As beekeepers we know that the sweet flavour of honey is a favourite for many around the world, but unfortunately, there are some cases where honey isn’t all that it seems. With fake or adulterated honey becoming increasingly more common in our foods and shop-bought products, it’s important to understand what this means and how we can protect the reputation of true honey and protect honey buyers against fake honey. We will also explain how you can share with your customers how to identify real from fake honey!

What is adulterated honey?

Adulterated honey is any type of honey which has had its natural composition altered through the addition of foreign substances such as sugar syrup or corn syrup. This type of ‘fake’ honey can often taste like real honey, but is far less nutritious because much of its beneficial nutrients being lost during adulteration. Furthermore, fake honey is usually produced at lower costs than genuine honey, meaning it can be sold at competitive prices and consequently undercut true artisan producers who cannot compete with these cheaper alternatives. So while buyers may think they are getting a bargain by buying an adulterated product, in reality they are being cheated out of better quality products!

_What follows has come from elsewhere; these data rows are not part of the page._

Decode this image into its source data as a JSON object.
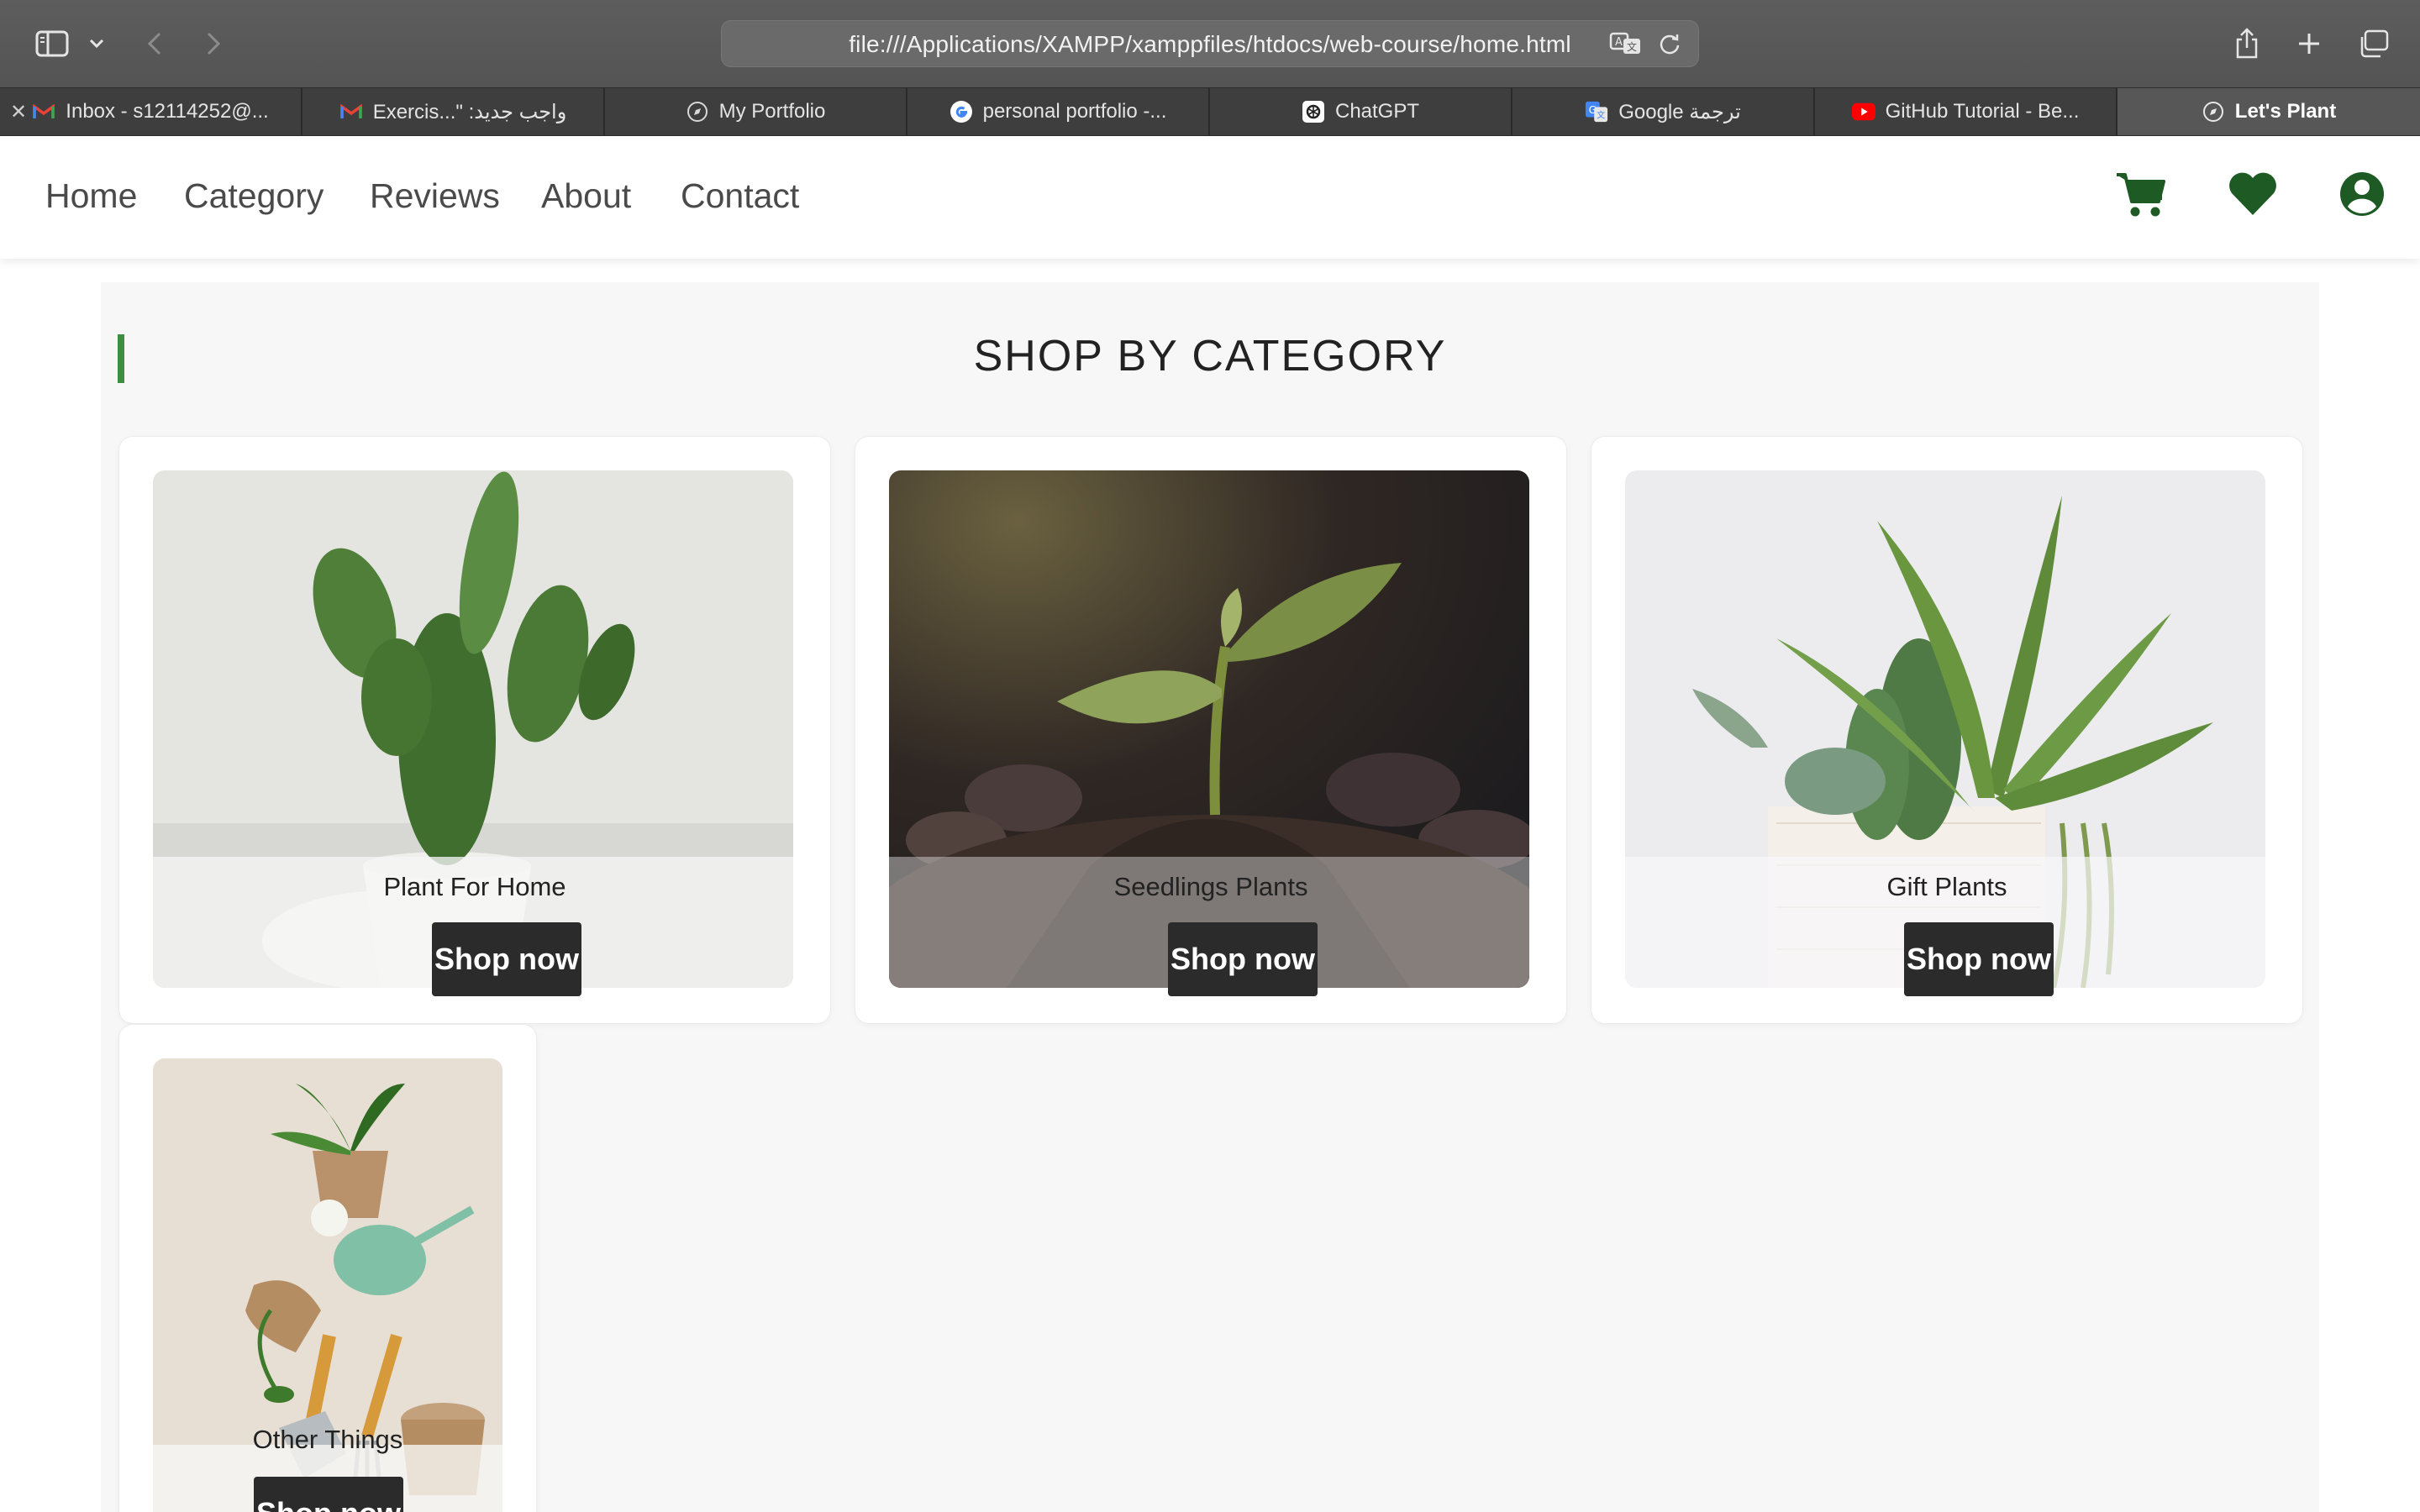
{
  "browser": {
    "url": "file:///Applications/XAMPP/xamppfiles/htdocs/web-course/home.html",
    "tabs": [
      {
        "label": "Inbox - s12114252@...",
        "icon": "gmail-icon"
      },
      {
        "label": "Exercis...\" :واجب جديد",
        "icon": "gmail-icon"
      },
      {
        "label": "My Portfolio",
        "icon": "compass-icon"
      },
      {
        "label": "personal portfolio -...",
        "icon": "google-icon"
      },
      {
        "label": "ChatGPT",
        "icon": "chatgpt-icon"
      },
      {
        "label": "Google ترجمة",
        "icon": "google-translate-icon"
      },
      {
        "label": "GitHub Tutorial - Be...",
        "icon": "youtube-icon"
      },
      {
        "label": "Let's Plant",
        "icon": "compass-icon",
        "active": true
      }
    ]
  },
  "nav": {
    "items": [
      "Home",
      "Category",
      "Reviews",
      "About",
      "Contact"
    ],
    "icons": [
      "cart-icon",
      "heart-icon",
      "user-circle-icon"
    ],
    "icon_color": "#1e5a24"
  },
  "section": {
    "title": "SHOP BY CATEGORY",
    "accent_color": "#3e8e41"
  },
  "categories": [
    {
      "label": "Plant For Home",
      "button": "Shop now",
      "image": "cactus-photo"
    },
    {
      "label": "Seedlings Plants",
      "button": "Shop now",
      "image": "seedling-photo"
    },
    {
      "label": "Gift Plants",
      "button": "Shop now",
      "image": "succulents-photo"
    },
    {
      "label": "Other Things",
      "button": "Shop now",
      "image": "gardening-tools-photo"
    }
  ]
}
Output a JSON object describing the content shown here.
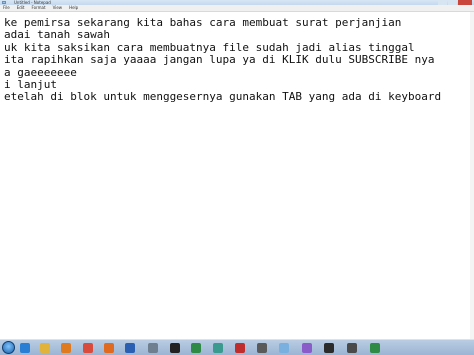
{
  "window": {
    "title": "Untitled - Notepad"
  },
  "menu": [
    "File",
    "Edit",
    "Format",
    "View",
    "Help"
  ],
  "document": {
    "lines": [
      "ke pemirsa sekarang kita bahas cara membuat surat perjanjian",
      "adai tanah sawah",
      "uk kita saksikan cara membuatnya file sudah jadi alias tinggal",
      "ita rapihkan saja yaaaa jangan lupa ya di KLIK dulu SUBSCRIBE nya",
      "a gaeeeeeee",
      "i lanjut",
      "etelah di blok untuk menggesernya gunakan TAB yang ada di keyboard"
    ]
  },
  "taskbar": {
    "icons": [
      "start-orb",
      "ie-icon",
      "folder-icon",
      "media-icon",
      "chrome-icon",
      "firefox-icon",
      "word-icon",
      "wrench-icon",
      "cmd-icon",
      "excel-icon",
      "app-icon",
      "app2-icon",
      "app3-icon",
      "notepad-icon",
      "paint-icon",
      "app4-icon",
      "app5-icon",
      "app6-icon"
    ],
    "colors": {
      "ie-icon": "#2a7fd4",
      "folder-icon": "#e2b33a",
      "media-icon": "#e07a1f",
      "chrome-icon": "#d94c3d",
      "firefox-icon": "#e06a20",
      "word-icon": "#2b5fb2",
      "wrench-icon": "#6f7f90",
      "cmd-icon": "#222222",
      "excel-icon": "#2f8a46",
      "app-icon": "#3a9a8f",
      "app2-icon": "#c02d2d",
      "app3-icon": "#5a5a5a",
      "notepad-icon": "#7ab0e0",
      "paint-icon": "#8a5cc9",
      "app4-icon": "#2b2b2b",
      "app5-icon": "#4a4a4a",
      "app6-icon": "#2f8a46"
    }
  }
}
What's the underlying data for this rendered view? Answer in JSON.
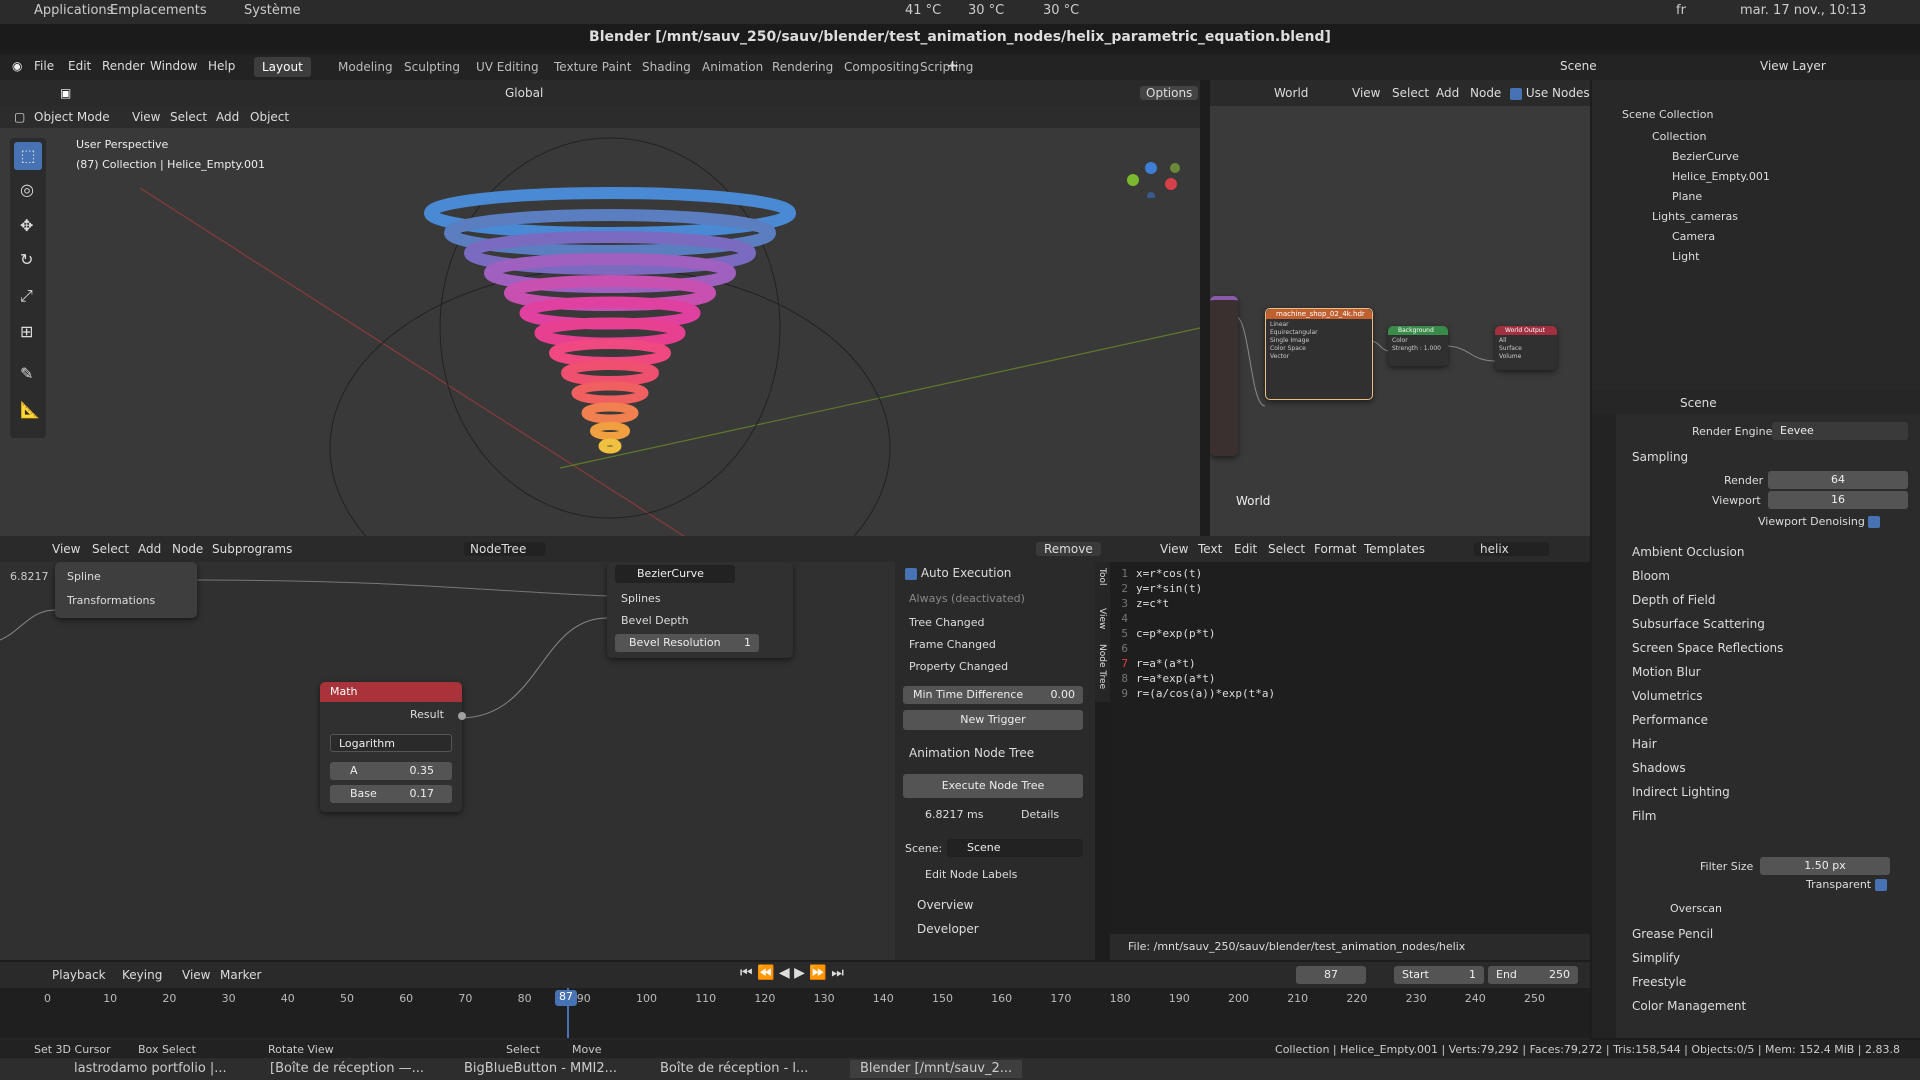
{
  "os": {
    "applications": "Applications",
    "places": "Emplacements",
    "system": "Système",
    "temp1": "41 °C",
    "temp2": "30 °C",
    "temp3": "30 °C",
    "lang": "fr",
    "datetime": "mar. 17 nov., 10:13"
  },
  "window_title": "Blender [/mnt/sauv_250/sauv/blender/test_animation_nodes/helix_parametric_equation.blend]",
  "menu": [
    "File",
    "Edit",
    "Render",
    "Window",
    "Help"
  ],
  "workspaces": [
    "Layout",
    "Modeling",
    "Sculpting",
    "UV Editing",
    "Texture Paint",
    "Shading",
    "Animation",
    "Rendering",
    "Compositing",
    "Scripting"
  ],
  "active_workspace": "Layout",
  "top_right": {
    "scene": "Scene",
    "view_layer": "View Layer"
  },
  "viewport": {
    "mode": "Object Mode",
    "menus": [
      "View",
      "Select",
      "Add",
      "Object"
    ],
    "transform": "Global",
    "options": "Options",
    "perspective": "User Perspective",
    "collection_info": "(87) Collection | Helice_Empty.001"
  },
  "node_editor": {
    "world_label": "World",
    "world_name": "World",
    "menus": [
      "View",
      "Select",
      "Add",
      "Node"
    ],
    "use_nodes": "Use Nodes",
    "nodes": {
      "texture_title": "machine_shop_02_4k.hdr",
      "background_title": "Background",
      "output_title": "World Output",
      "bg_label": "Background",
      "color_label": "Color",
      "strength_label": "Strength : 1.000",
      "surface": "Surface",
      "volume": "Volume",
      "all": "All",
      "linear": "Linear",
      "equirect": "Equirectangular",
      "single": "Single Image",
      "colorspace": "Color Space",
      "linear2": "Linear",
      "vector": "Vector"
    }
  },
  "outliner": {
    "scene_collection": "Scene Collection",
    "items": [
      {
        "name": "Collection",
        "level": 1
      },
      {
        "name": "BezierCurve",
        "level": 2
      },
      {
        "name": "Helice_Empty.001",
        "level": 2
      },
      {
        "name": "Plane",
        "level": 2
      },
      {
        "name": "Lights_cameras",
        "level": 1
      },
      {
        "name": "Camera",
        "level": 2
      },
      {
        "name": "Light",
        "level": 2
      }
    ]
  },
  "props": {
    "scene": "Scene",
    "render_engine_label": "Render Engine",
    "render_engine": "Eevee",
    "sampling": "Sampling",
    "render_label": "Render",
    "render_val": "64",
    "viewport_label": "Viewport",
    "viewport_val": "16",
    "denoise": "Viewport Denoising",
    "sections": [
      "Ambient Occlusion",
      "Bloom",
      "Depth of Field",
      "Subsurface Scattering",
      "Screen Space Reflections",
      "Motion Blur",
      "Volumetrics",
      "Performance",
      "Hair",
      "Shadows",
      "Indirect Lighting",
      "Film"
    ],
    "filter_size_label": "Filter Size",
    "filter_size": "1.50 px",
    "transparent": "Transparent",
    "overscan": "Overscan",
    "after": [
      "Grease Pencil",
      "Simplify",
      "Freestyle",
      "Color Management"
    ]
  },
  "anim_nodes": {
    "menus": [
      "View",
      "Select",
      "Add",
      "Node",
      "Subprograms"
    ],
    "tree": "NodeTree",
    "remove": "Remove",
    "top_value": "6.8217",
    "top_sockets": [
      "Spline",
      "Transformations"
    ],
    "math": {
      "title": "Math",
      "result": "Result",
      "op": "Logarithm",
      "a_label": "A",
      "a_val": "0.35",
      "base_label": "Base",
      "base_val": "0.17"
    },
    "bezier": {
      "title": "BezierCurve",
      "splines": "Splines",
      "bevel_depth": "Bevel Depth",
      "bevel_res": "Bevel Resolution",
      "bevel_res_val": "1"
    }
  },
  "side": {
    "tabs": [
      "Tool",
      "View",
      "Node Tree"
    ],
    "auto_exec": "Auto Execution",
    "always": "Always (deactivated)",
    "tree_changed": "Tree Changed",
    "frame_changed": "Frame Changed",
    "prop_changed": "Property Changed",
    "min_time": "Min Time Difference",
    "min_time_val": "0.00",
    "new_trigger": "New Trigger",
    "ant": "Animation Node Tree",
    "execute": "Execute Node Tree",
    "time": "6.8217 ms",
    "details": "Details",
    "scene_label": "Scene:",
    "scene": "Scene",
    "edit_labels": "Edit Node Labels",
    "overview": "Overview",
    "developer": "Developer"
  },
  "text_editor": {
    "menus": [
      "View",
      "Text",
      "Edit",
      "Select",
      "Format",
      "Templates"
    ],
    "name": "helix",
    "lines": [
      "x=r*cos(t)",
      "y=r*sin(t)",
      "z=c*t",
      "",
      "c=p*exp(p*t)",
      "",
      "r=a*(a*t)",
      "r=a*exp(a*t)",
      "r=(a/cos(a))*exp(t*a)"
    ],
    "file": "File: /mnt/sauv_250/sauv/blender/test_animation_nodes/helix"
  },
  "timeline": {
    "menus": [
      "Playback",
      "Keying",
      "View",
      "Marker"
    ],
    "current": "87",
    "start_label": "Start",
    "start": "1",
    "end_label": "End",
    "end": "250",
    "ticks": [
      "0",
      "10",
      "20",
      "30",
      "40",
      "50",
      "60",
      "70",
      "80",
      "90",
      "100",
      "110",
      "120",
      "130",
      "140",
      "150",
      "160",
      "170",
      "180",
      "190",
      "200",
      "210",
      "220",
      "230",
      "240",
      "250"
    ]
  },
  "status": {
    "left": [
      "Set 3D Cursor",
      "Box Select",
      "Rotate View",
      "Select",
      "Move"
    ],
    "right": "Collection | Helice_Empty.001 | Verts:79,292 | Faces:79,272 | Tris:158,544 | Objects:0/5 | Mem: 152.4 MiB | 2.83.8"
  },
  "taskbar": [
    "lastrodamo portfolio |...",
    "[Boîte de réception —...",
    "BigBlueButton - MMI2...",
    "Boîte de réception - l...",
    "Blender [/mnt/sauv_2..."
  ]
}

Identifying adulterated honey

Now that we have reminded ourselves what adulterated honey is, let’s discuss how we can identify it from real honey. One way to tell if a jar contains true or fake honey is to look for crystallisation on the surface; crystallised honey means it’s pure whereas amorphous (non-crystallised) indicates something else might have been added into the mix. Additionally, colouring agents can also be used to make impure honey appear more appealing, so we should remind buyers to always check before buying! Finally another way to spot counterfeit honey includes conducting a water test; if a honey sample dissolves quickly, then the chances are it isn’t pure, since true unadulterated varieties will settle at the bottom when mixed with water, due to their high density values compared against other sugars i.e corn syrup etc…

What next?

In the end, it’s always important that buyers should be wary of any food and drink product that they come across, especially now with cases of adulterated honey reaching new heights. Not only should buyers think twice before buying foreign or unknown honey, they should also consider opting for locally crafted, artisan honey instead, as they are likely to be more pure and healthier. They should always make sure to know its source as well, in order to ensure that they are not getting tricked into buying fake honey. Don’t let them be caught out – encourage them to buy artisan honey and be sure of origin!

We hope this article has reminded you as beekeepers to share a few tips with honey lovers that you know, helping them differentiate between real and fake honey!